The biggest downside with private lessons is that you are coming in as a novice, and that can feel intimidating. It is important, however, to realize every novice at anything feels insecure at first. I know what it is like to be a novice. Over 20 years ago, those first weeks in a Brazilian jiu jitsu dojo were intimidating. It took time to feel safe, to fit in, to not feel like I was not making it, and to get to where I wasn’t feeling like puking because of the intense level of cardio work. But I also knew one thing about BJJ: it takes 20 years to get a black belt. Two years in, I earned a blue belt and 2 stripes, yet I remember telling my instructor (they are called “professors”) that sometimes I came in and did well, others I felt like I was a beginner. He reminded me of what it took to get good, “sometimes you’re the windshield, sometimes the bug.” That was good advice. Dog training can be that way, too. You are going to start out not knowing as much as you thought you knew, you’re going to feel clumsy, and you’re going to see that you don’t have as good of a relationship with your dog as you thought you did.
But you’d never get that experience with most group classes or board and train programs. It is unusual for a group class to give you the kind of insight you’ll get with one-on-one training. When I was starting out to be a professional, I did group (and dog club) training. That was what was available. But the good stuff came afterwards when I was able to talk with the trainers and others about what I had seen and done. That kind of training rarely happens in group classes. The instructors usually aren’t that good. With board and train programs, there never is the dog training theory discussions and you aren’t there to watch what was done with your dog or any of the other dogs at that facility. In other words, maybe your dog gets better, but you don’t. And when your dog comes home, you’ll undo whatever good was done in that class or boarding program. You’ll revert to your ignorance of dog behavior and your dog will go along that route with you.

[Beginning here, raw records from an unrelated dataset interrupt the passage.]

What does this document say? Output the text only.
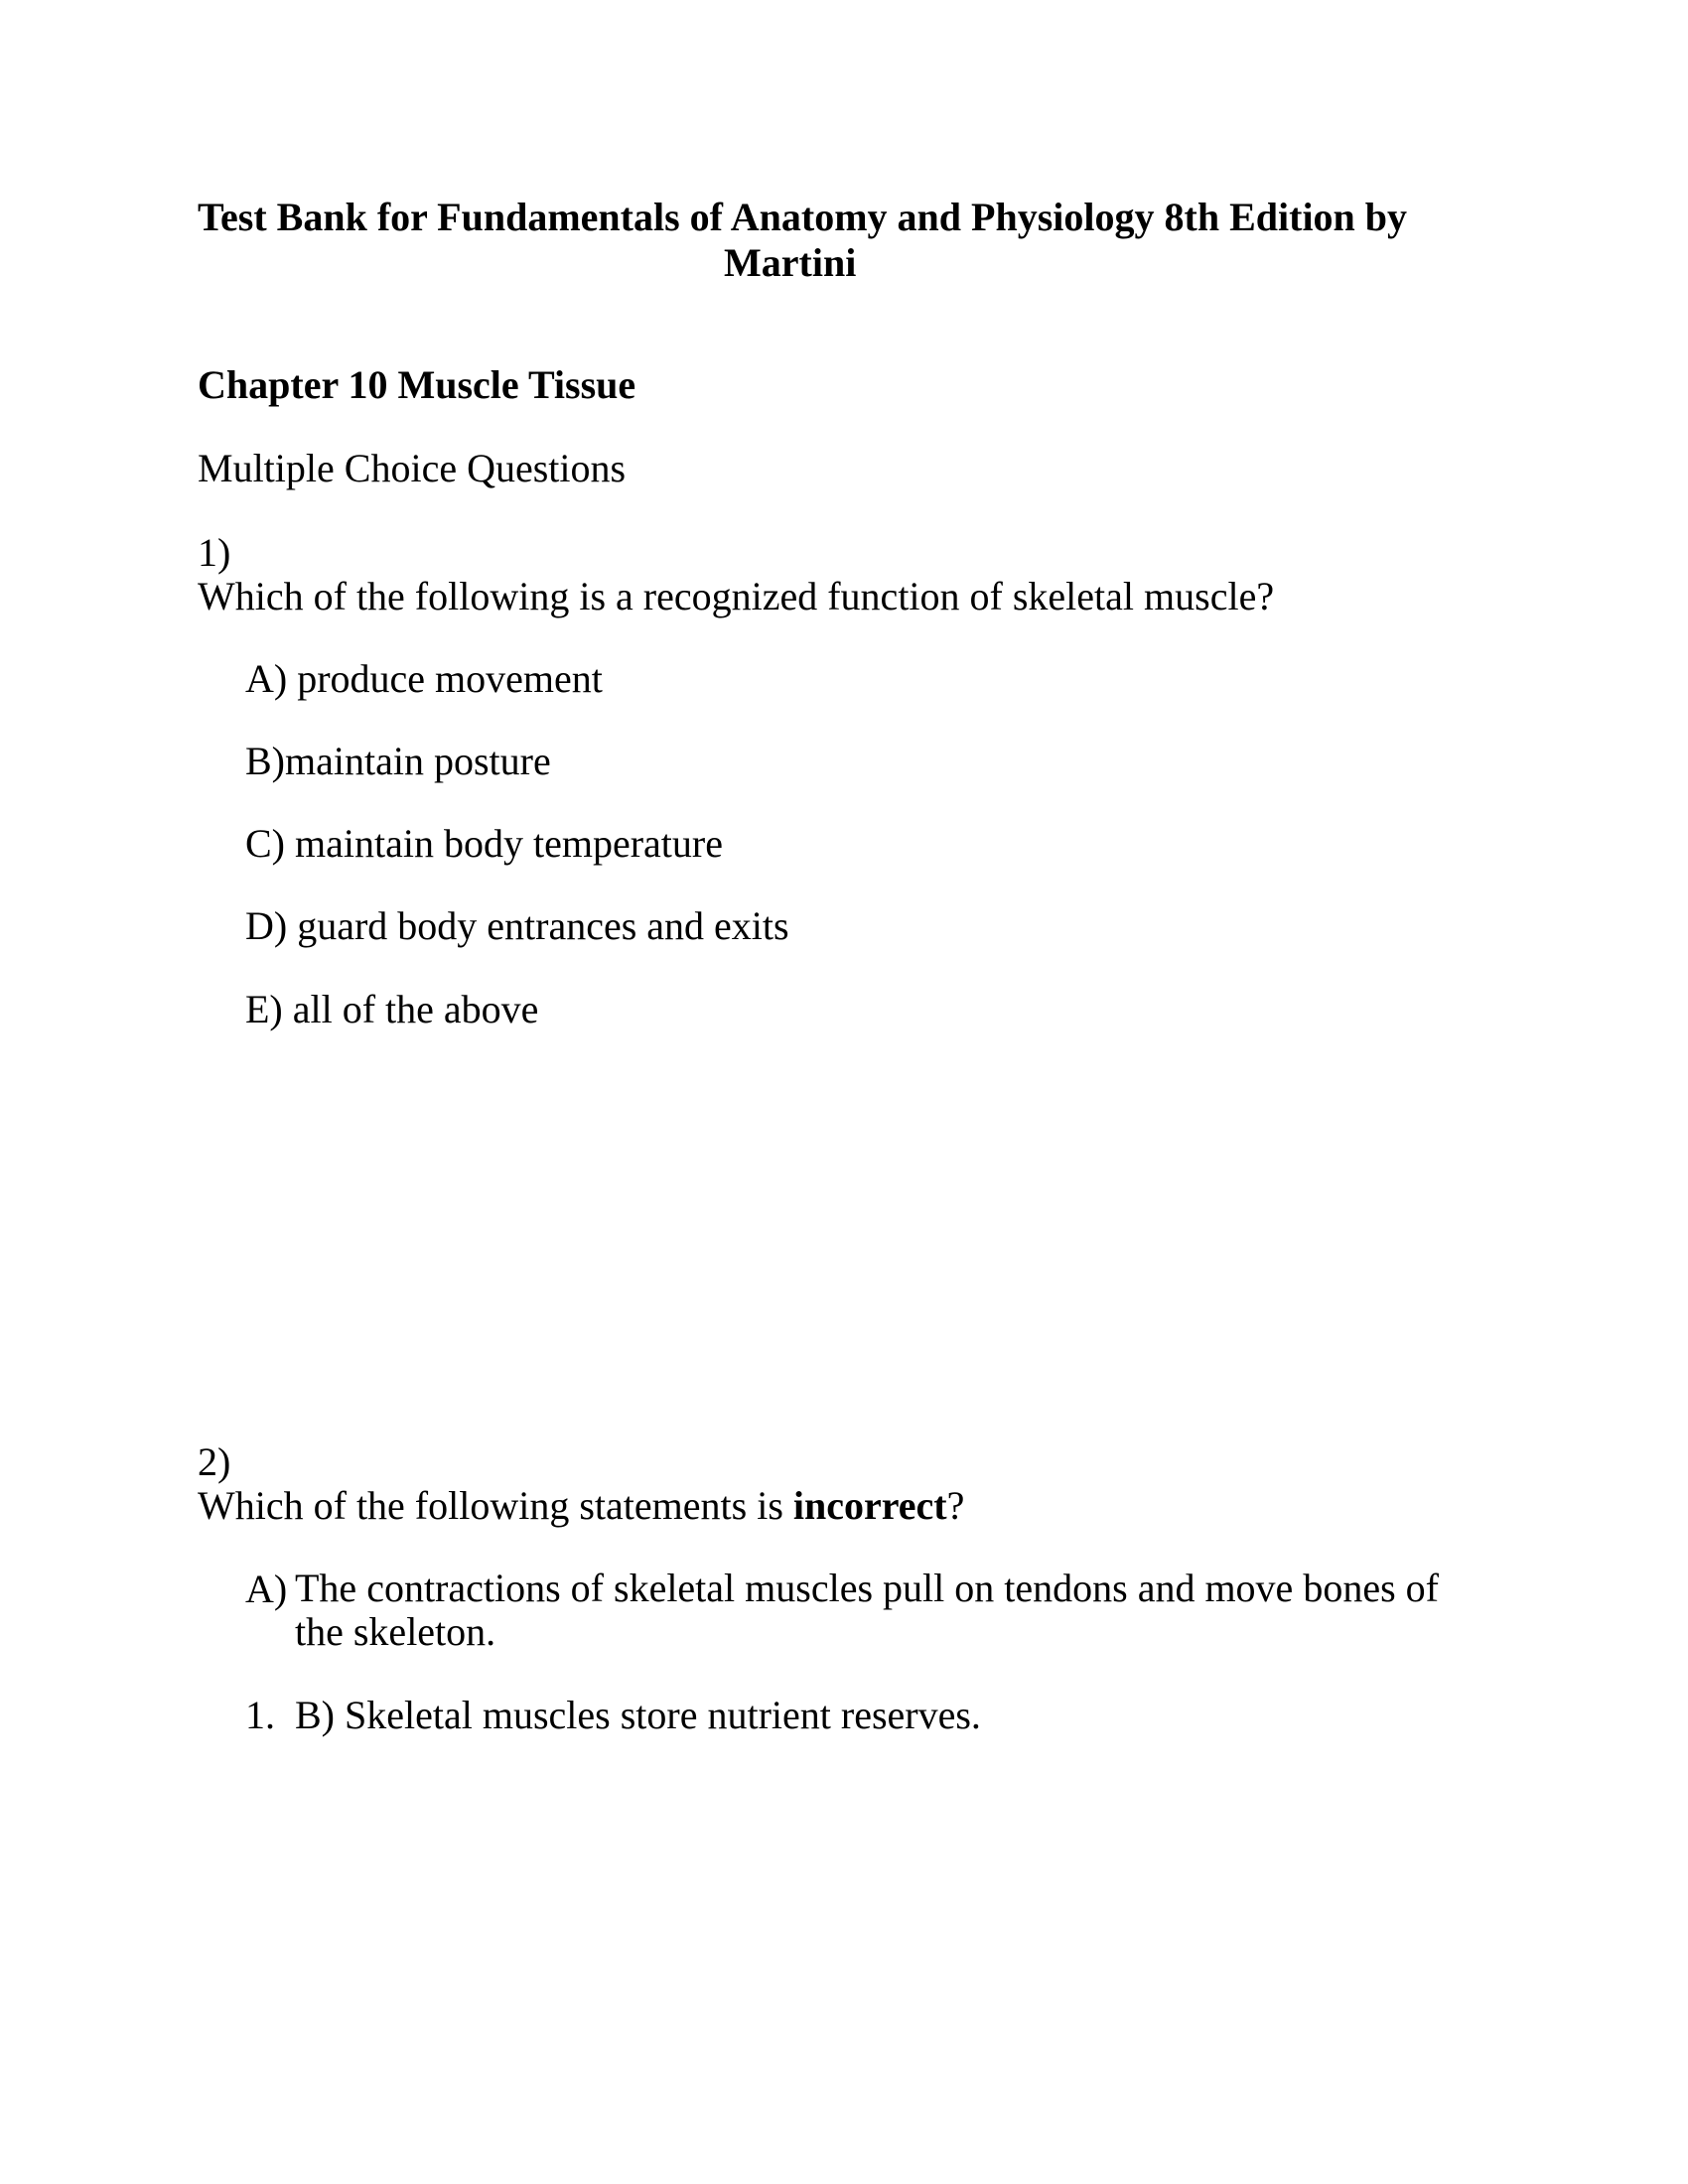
Test Bank for Fundamentals of Anatomy and Physiology 8th Edition by
Martini
Chapter 10 Muscle Tissue
Multiple Choice Questions
1)
Which of the following is a recognized function of skeletal muscle?
A) produce movement
B)maintain posture
C) maintain body temperature
D) guard body entrances and exits
E) all of the above
2)
Which of the following statements is incorrect?
A) The contractions of skeletal muscles pull on tendons and move bones of the skeleton.
1. B) Skeletal muscles store nutrient reserves.
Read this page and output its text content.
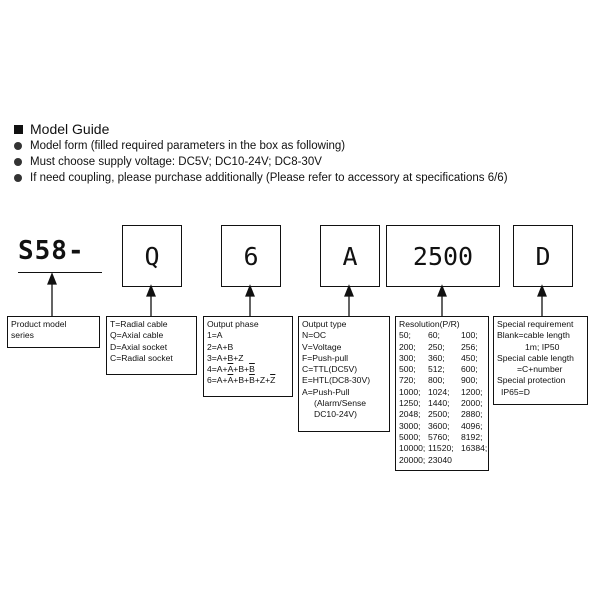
Model Guide
Model form (filled required parameters in the box as following)
Must choose supply voltage: DC5V; DC10-24V; DC8-30V
If need coupling, please purchase additionally (Please refer to accessory at specifications 6/6)
S58-	Q	6	A	2500	D
Product model
series
T=Radial cable
Q=Axial cable
D=Axial socket
C=Radial socket
Output phase
1=A
2=A+B
3=A+B+Z
$4=A+\overline{A}+B+\overline{B}$
$6=A+\overline{A}+B+\overline{B}+Z+\overline{Z}$
Output type
N=OC
V=Voltage
F=Push-pull
C=TTL(DC5V)
E=HTL(DC8-30V)
A=Push-Pull
(Alarm/Sense
DC10-24V)
Resolution(P/R)
50;	60;	100;
200;	250;	256;
300;	360;	450;
500;	512;	600;
720;	800;	900;
1000; 1024;	1200;
1250; 1440;	2000;
2048; 2500;	2880;
3000; 3600;	4096;
5000; 5760;	8192;
10000; 11520; 16384;
20000; 23040
Special requirement
Blank=cable length
1m; IP50
Special cable length
=C+number
Special protection
IP65=D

Private lessons with somebody good… with a trainer who is good with dogs and good with people… are hard to find. But if you can get into such a program, it is well worth the investment. What I learned over the years from the one-on-one talks was more valuable to me, and to my dog, than what was done in the classes with my dogs. I got a fuller picture. I see this with my students, as well. The ones that do multiple lessons over time get the chance to learn things that they would never hear about in any other type of program. The dogs benefit because when the owner knows what they are doing, the training result is complete and more effective.
I have offered group classes. I love doing them. But I have also recommended that these same students also sign up to do private lessons with me. I currently have a student who is involved in a group agility dog program, but is also doing private lessons with me to fill in the gaps. I used to offer board and train programs, but I stopped those altogether. I didn’t like the results. Even though I offered private lessons, and even group lessons, for the owners to supplement what was done, most people took the dogs and I never heard from them again. I knew that the dogs wouldn’t get at home what I gave them during boarding. Board and train customers don’t typically value the relationship building aspect of dog training, and when I came to see that, I didn’t feel I could offer that type of program in good conscience. Good dog training always promotes a superior dog-student relationship as its primary foundation. So, after many years of experience, with my dogs and all my students and their dogs, I believe the first, best results come from private lessons.